Waihi Borough Council Diamond Jubilee Booklet 1902-1962

Compiled from notes taken at a lecture given by the late A. H. V. Morgan.

The rocks of the Waihi district consist of andesites and rhyolites of the Tertiary Age (Miocene and Pliocene). Sedimentary rocks are almost entirely absent. The first outburst of volcanic activity appears to have taken place about 12 million years ago, and it was followed by several other outbursts alternating with intervals of rest during which time the lava sheets were carved into hills and valleys. Two distinct flows of andesitic lava and three layers of rhyolite can be distinguished.

The oldest rocks consist of a series of andesitic lavas of unknown depth, and it is in this series that the quartz reefs lie. These reefs were formed by extremely hot solutions containing dissolved quartz (silica) ascending through cracks and fissures in the rock. As this liquid cooled the quartz was deposited, and it so happened that in Waihi a quantity of gold and silver was also in solution and was deposited with the quartz, thus giving the lodes great potential value.

Overlying this reef-bearing quartz andesite and separated from it by an old land surface is a younger series of andesites into which the veins do not extend. The wooded hills to the north and west of Waihi consist of this younger andesite.

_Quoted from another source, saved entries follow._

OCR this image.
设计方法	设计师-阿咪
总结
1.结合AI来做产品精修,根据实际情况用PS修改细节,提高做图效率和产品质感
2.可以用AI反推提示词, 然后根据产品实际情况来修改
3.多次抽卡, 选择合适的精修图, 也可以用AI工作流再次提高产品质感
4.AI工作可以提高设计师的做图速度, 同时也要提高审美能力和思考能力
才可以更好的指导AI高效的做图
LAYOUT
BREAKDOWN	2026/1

Fortunately this lava flow ceased before it overwhelmed the outcrop of quartz on Martha Hill or Waihi gold may have remained undiscovered for ever.

Overlying this hard black younger andesite and again separated by an old land surface, is a grey coloured rhyolite, often spherulitic. This rock forms the hills east of Waihi and extends southwards to Mt. Hikurangi. The greater part of the Waihi Plains is covered by yet another rhyolite, grey to purple in colour and containing included fragments of andesite and other rocks. It extends to Waikino and Waitawheta and may be seen outcropping in Clarke Street and lower Rosemont Road. The well known Queen's Head landmark, a few miles from Waihi on the Paeroa road, consists of this rock which goes under the local name of "Wilsonite." The shafts on the eastern side of Martha Hill passed through 100 feet of it.

The youngest flow of lava consists of a fairly hard rhyolite of light colour, and it occurs in patches along a line east of Waihi and Waikino. It outcrops at the quarries near the Recreation Ground and the Gasworks.

In addition to the above there occurs several outcrops of volcanic rocks of doubtful origin and age, the most conspicuous of which is Black Hill, which consists of a horne-blende andesite.